Much as I enjoyed the presentation, I wondered whether there aren’t other kinds of problem embedded in this paradox. Francesco Avvisati, the OECD analyst reporting the paradox in a larger presentation, thinks there may be. He notes, for example, that “self-enhancement,” which includes saying good things about oneself (including how keen one is on science), is viewed differently in different cultures. Not everyone in this world who is Peter Pan’s age goes around singing, “I’ve Got to Crow!” The tendency to crow or not appears to be bound to the culture of one’s upbringing, and may affect answers. Given that the same regions of the world that produce good test results also have low “self-enhancement,” as it’s called, one wonders whether some cultures talk the talk while others walk the walk. Such differences would complicate taking remedies from one part of the world and trying to apply them in another.

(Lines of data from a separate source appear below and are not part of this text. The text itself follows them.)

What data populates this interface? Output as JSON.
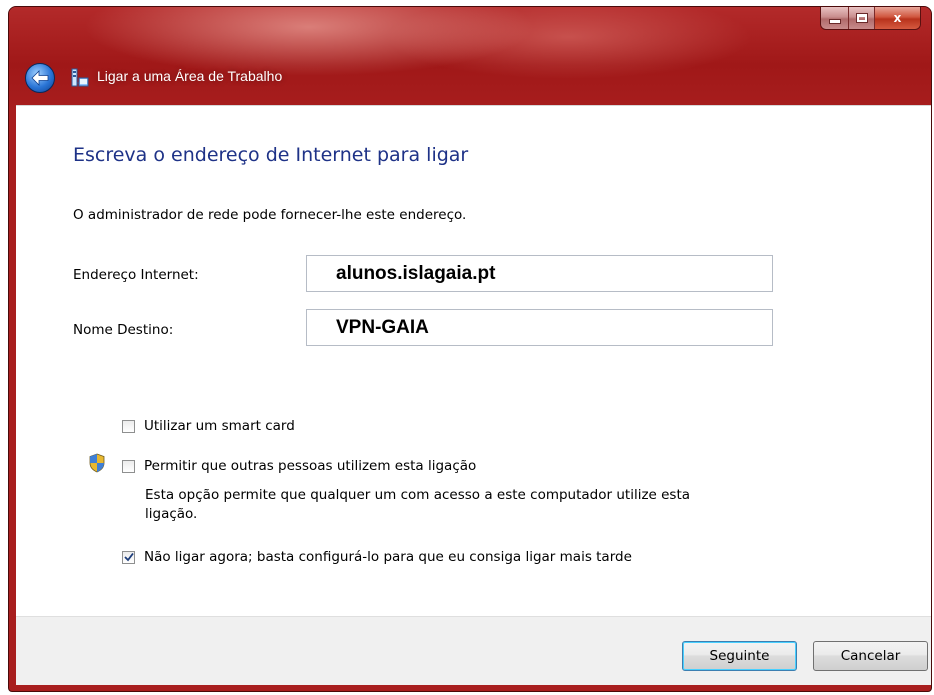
{
  "window": {
    "title": "Ligar a uma Área de Trabalho",
    "controls": {
      "minimize_glyph": "",
      "maximize_glyph": "",
      "close_glyph": "x"
    }
  },
  "main": {
    "heading": "Escreva o endereço de Internet para ligar",
    "info": "O administrador de rede pode fornecer-lhe este endereço.",
    "fields": [
      {
        "label": "Endereço Internet:",
        "value": "alunos.islagaia.pt"
      },
      {
        "label": "Nome Destino:",
        "value": "VPN-GAIA"
      }
    ],
    "options": [
      {
        "label": "Utilizar um smart card",
        "checked": false
      },
      {
        "label": "Permitir que outras pessoas utilizem esta ligação",
        "checked": false,
        "description": "Esta opção permite que qualquer um com acesso a este computador utilize esta ligação."
      },
      {
        "label": "Não ligar agora; basta configurá-lo para que eu consiga ligar mais tarde",
        "checked": true
      }
    ]
  },
  "footer": {
    "next_label": "Seguinte",
    "cancel_label": "Cancelar"
  },
  "icons": {
    "back": "back-arrow-icon",
    "app": "network-connection-icon",
    "shield": "uac-shield-icon"
  },
  "colors": {
    "titlebar": "#a81e1e",
    "heading": "#1e3287",
    "footer_bg": "#f0f0f0"
  }
}
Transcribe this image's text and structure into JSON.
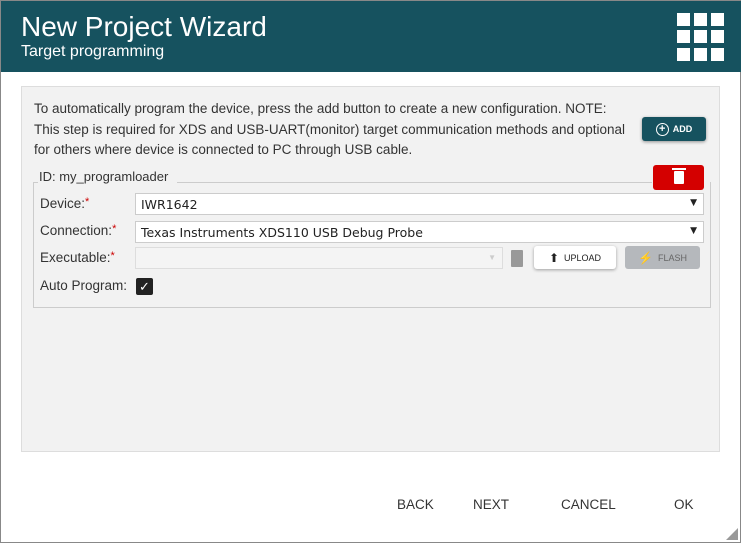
{
  "header": {
    "title": "New Project Wizard",
    "subtitle": "Target programming"
  },
  "note": "To automatically program the device, press the add button to create a new configuration. NOTE: This step is required for XDS and USB-UART(monitor) target communication methods and optional for others where device is connected to PC through USB cable.",
  "add_label": "ADD",
  "config": {
    "id_label": "ID: my_programloader",
    "device_label": "Device:",
    "device_value": "IWR1642",
    "connection_label": "Connection:",
    "connection_value": "Texas Instruments XDS110 USB Debug Probe",
    "executable_label": "Executable:",
    "executable_value": "",
    "upload_label": "UPLOAD",
    "flash_label": "FLASH",
    "auto_program_label": "Auto Program:",
    "auto_program": true
  },
  "footer": {
    "back": "BACK",
    "next": "NEXT",
    "cancel": "CANCEL",
    "ok": "OK"
  }
}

It is also interesting to find that teachers’ concentrating on discussing and explaining the applications and uses of science in the modern world is most likely to raise students’ interest in science, while their use of hands-on methods of instruction such as labs is most likely to raise science test scores. Readers of these postings will know that I favor genuine over “virtual” classrooms. PISA’s findings seem to support such a preference because they focus on things that teachers can do but that software cannot. (And “autonomous student inquiries” favored in constructivist classrooms are the worst thing for improvement of interest or test scores, suggesting that teachers’ guidance really matters, which of course all teachers, but not all educationists or software vendors, already know.)
Finally, Avvisati notes that the interest/test score paradox is undercut by a fascinating finding that within any particular school, the correlation between individual students’ interest and their test scores tends to be positive, but that this correlation vanishes when numbers are mixed between schools and average correlations are sought. Avvisati suggests that these results imply “diverging effects on student interest and test scores” in different school cultures.
If he is right, firing the teachers at schools that have lousy value-added averages may do little to improve scores if the schools’ cultures work against good teaching and learning. Maybe some “further study is needed” in the real causes of trouble before NCLB and RAT bring in the headsmen.